The PLASCIGARDENS project was designed to:
1. establish new ways of teaching plant science at primary schools through providing a multilingual, multicultural plant science education tool (PSG) to be implemented in primary schools in Europe.
2. strengthen young people's interest in plant science issues by providing enquiry centred learning activities to be practiced in schools and botanic gardens.
3. draw attention to the value of partnerships between schools, botanic gardens and education authorities in providing a pool of resources for improving plant science education in primary school and set an example for similar projects to come.
4. provide in-depth information about the current position of plant science education in Europe.
5. establish international partnerships between botanic garden educators at a European level that will act towards plant science education improvement.

The PSG was available in four languages, both in printed and electronic versions and a website related to the project was developed, which offered access to downloadable versions of the PSG. Teaching material was organised in chapters referring to various aspects of plants significance, and included a range of inquiry based learning modules. Teachers desire for an easy-to-use tool, as well as their lack of confidence regarding plants teaching were taken into consideration for the PSG development.

All material was tested before being presented into schools and the project overall performance was evaluated via the use of questionnaires addressed to both teachers and pupils. In addition, teacher training seminars were organised prior to the teaching process initiation and relevant material was distributed. The project evaluation report was accessible to the public and available on the website.

National working groups were established in the participating countries, so as to monitor the project application and provide information on its outcome. Moreover, during the project implementation, the need of establishing a continental European network dedicated to botanical education became apparent.
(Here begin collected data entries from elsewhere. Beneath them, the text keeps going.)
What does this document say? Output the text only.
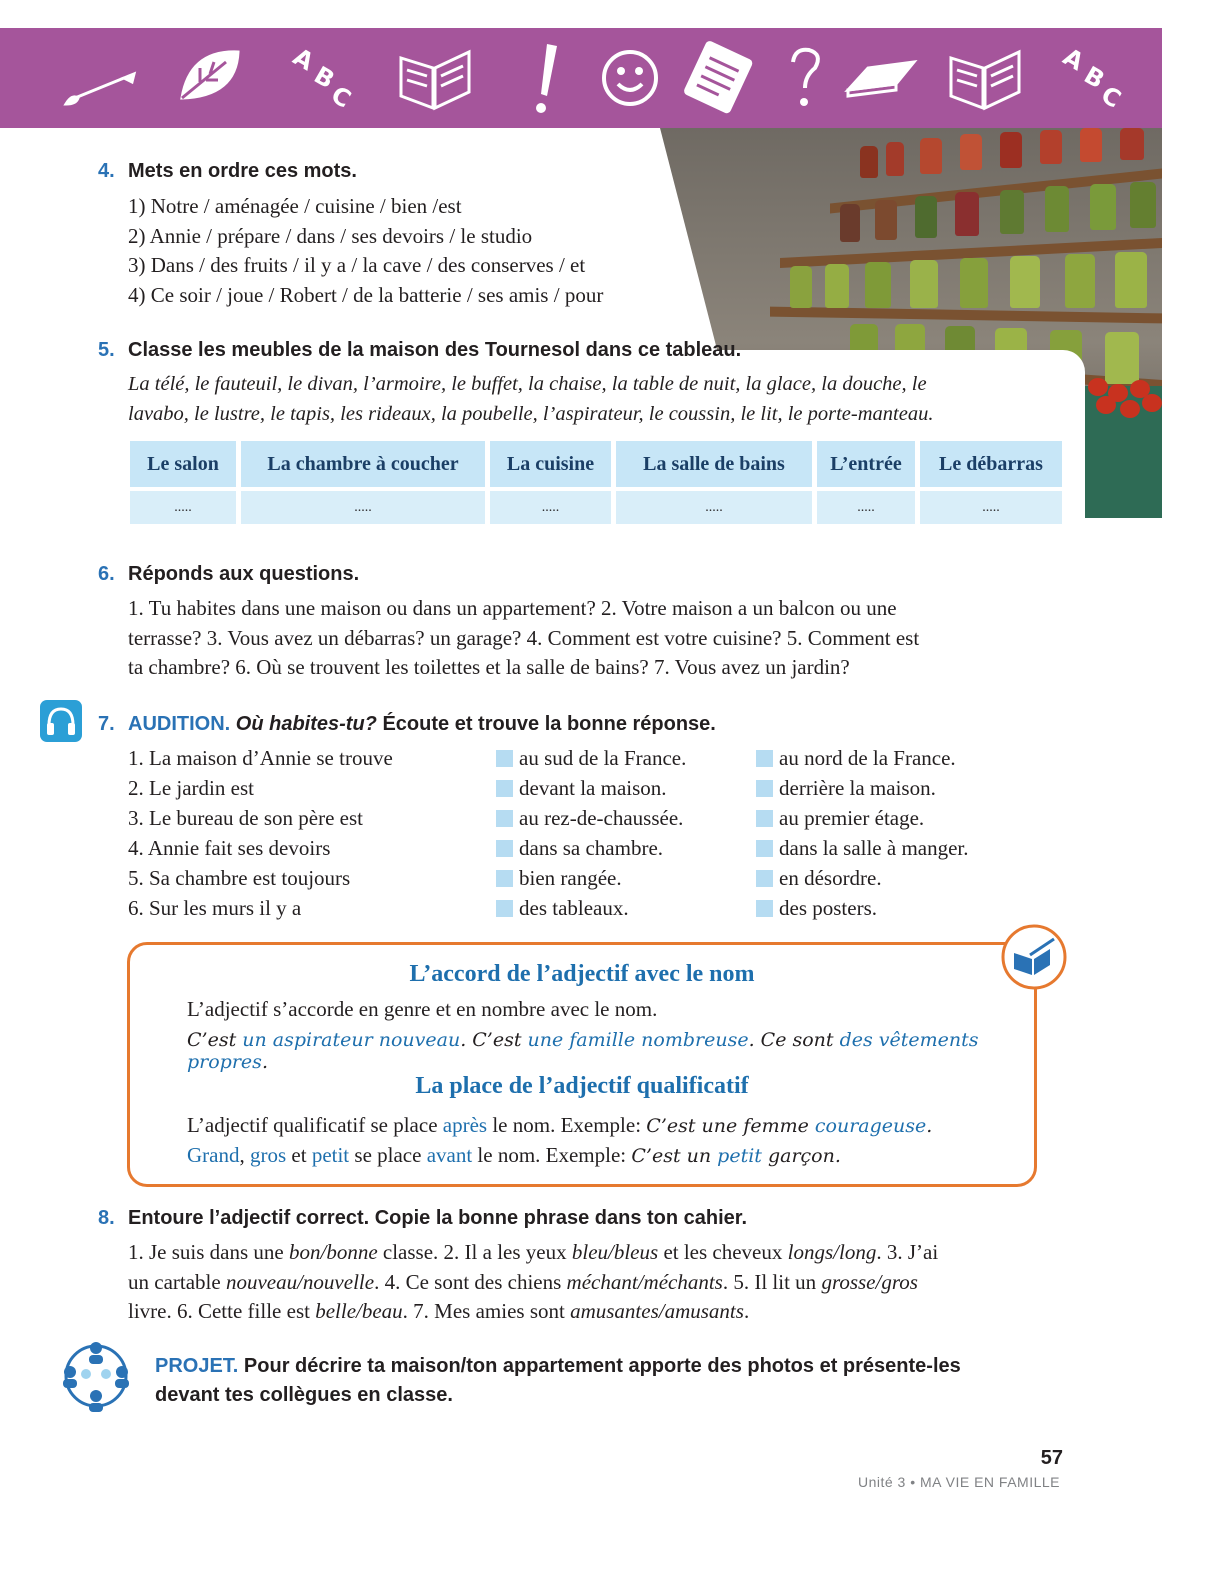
A
B
C
A
B
C
4. Mets en ordre ces mots.
1) Notre / aménagée / cuisine / bien /est
2) Annie / prépare / dans / ses devoirs / le studio
3) Dans / des fruits / il y a / la cave / des conserves / et
4) Ce soir / joue / Robert / de la batterie / ses amis / pour
5. Classe les meubles de la maison des Tournesol dans ce tableau.
La télé, le fauteuil, le divan, l’armoire, le buffet, la chaise, la table de nuit, la glace, la douche, le
lavabo, le lustre, le tapis, les rideaux, la poubelle, l’aspirateur, le coussin, le lit, le porte-manteau.
Le salon	La chambre à coucher	La cuisine	La salle de bains	L’entrée	Le débarras

.....	.....	.....	.....	.....	.....
6. Réponds aux questions.
1. Tu habites dans une maison ou dans un appartement? 2. Votre maison a un balcon ou une
terrasse? 3. Vous avez un débarras? un garage? 4. Comment est votre cuisine? 5. Comment est
ta chambre? 6. Où se trouvent les toilettes et la salle de bains? 7. Vous avez un jardin?
7. AUDITION. Où habites-tu? Écoute et trouve la bonne réponse.
1. La maison d’Annie se trouve	au sud de la France.	au nord de la France.
2. Le jardin est	devant la maison.	derrière la maison.
3. Le bureau de son père est	au rez-de-chaussée.	au premier étage.
4. Annie fait ses devoirs	dans sa chambre.	dans la salle à manger.
5. Sa chambre est toujours	bien rangée.	en désordre.
6. Sur les murs il y a	des tableaux.	des posters.
L’accord de l’adjectif avec le nom
L’adjectif s’accorde en genre et en nombre avec le nom.
C’est un aspirateur nouveau. C’est une famille nombreuse. Ce sont des vêtements propres.
La place de l’adjectif qualificatif
L’adjectif qualificatif se place après le nom. Exemple: C’est une femme courageuse.
Grand, gros et petit se place avant le nom. Exemple: C’est un petit garçon.
8. Entoure l’adjectif correct. Copie la bonne phrase dans ton cahier.
1. Je suis dans une bon/bonne classe. 2. Il a les yeux bleu/bleus et les cheveux longs/long. 3. J’ai
un cartable nouveau/nouvelle. 4. Ce sont des chiens méchant/méchants. 5. Il lit un grosse/gros
livre. 6. Cette fille est belle/beau. 7. Mes amies sont amusantes/amusants.
PROJET. Pour décrire ta maison/ton appartement apporte des photos et présente-les
devant tes collègues en classe.
57
Unité 3 • MA VIE EN FAMILLE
The idea was presented to the scientific community, received enthusiastic feedback and led to the foundation of EBGEN network which is promising in terms of expanding the experience gained during PLASCIGARDENS project.

It is important to highlight, among other PLASCIGARDENS achievements, the recognition of its innovative teaching approach both through the apparent interest of pedagogical institutions and through the award of the Austrian IMST prize for the year 2007. In addition, PLASCIGARDENS exceeded by far the initial targets for knowledge dissemination, with numerous participations in conferences, and was noted as being exemplar for awareness raising and for its educational potential by European authorities.